Now we have to transfer the .ovpn files generated on the remote server to our local machine. The steps to achieve this are different for *nix (Linux or MacOS) & Windows, refer to the following sections to read about the steps for your platform of interest.

Windows

• Download WinSCP a GUI implementation for SCP (secure copy) on windows. Open it.

• Click on New Session.

  

• Enter the following login configuration

  • File Protocol: SCP.

  • Host Name: Your remote machine's Public IP address.

  • Port: 22 (Default).

  • Username: The username which you set for the remote machine.

  • Password: The password which you set for the remote machine.

    

  • Press Login then YES.

• Select and download all the .ovpn files you created which will be shown on the interface.

  

• Now shut down the WinSCP session

Linux & MacOS

Run the following command, the key will be downloaded in the Downloads directory after you enter the correct password set by you earlier.

scp user@host_address:client_name.ovpn ~/Downloads/

Explaining the command
user: Name of the user given while creating the virtual machine.
host_address: Public IP address of the machine.
client_name: Name of the client you specified in the script.

To start/stop/check the status of the OpenVPN server use systemctl:

sudo systemctl start openvpn@server.service
sudo systemctl stop openvpn@server.service
sudo systemctl status openvpn@server.service

For Android:
Follow either of the aforementioned methods and then transfer the downloaded .ovpn file to your Android device via Telegram/Bluetooth/Mail or whatever to your android device.

Step 6: Connecting to the VPN on client devices

Android

Download the OpenVPN Connect app from Play Store. Open the app and after going through the first screen, go to the Files tab, there import the .ovpn file, and connect.

Linux & macOS

• Get OpenVPN Client.

  • Linux

    In most of the distros, you can go to the network manager and import the .ovpn file. If not then install OpenVPN with sudo apt install openvpn.

  • macOS

    You can either download the GUI tool,tunnelblick for importing the .ovpn file or download the CLI tool for OpenVPN via MacPorts or HomeBrew using sudo ports install openvpn and brew install openvpn respectively.

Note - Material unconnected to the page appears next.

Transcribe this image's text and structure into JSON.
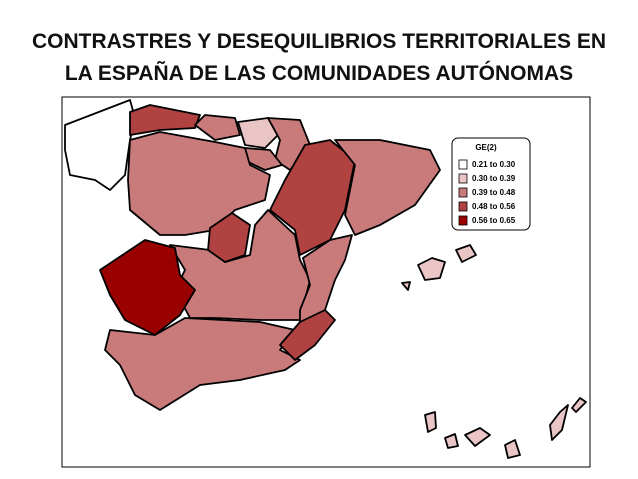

• Start the client with your configuration file

    sudo openvpn --config /path/to/config.ovpn
  

  Explaining the command
  /path/to/config.ovpn: It is the path to the .pem file which you downloaded just before deploying the VM.

Windows

Download the official OpenVPN Connect client for Windows, import the .ovpn file, and toggle it ON to finally connect - video guide.

Step 7: Budget Control

Warning
This is a very important step, to ensure the long-term usability of your credits.

• Use only one instance.

• Bandwidth is free up to $100 credits, so it's better not to waste resources on the VPN.

Note
If in any case, you have to stop an instance forcibly, do it; to be on the safer side.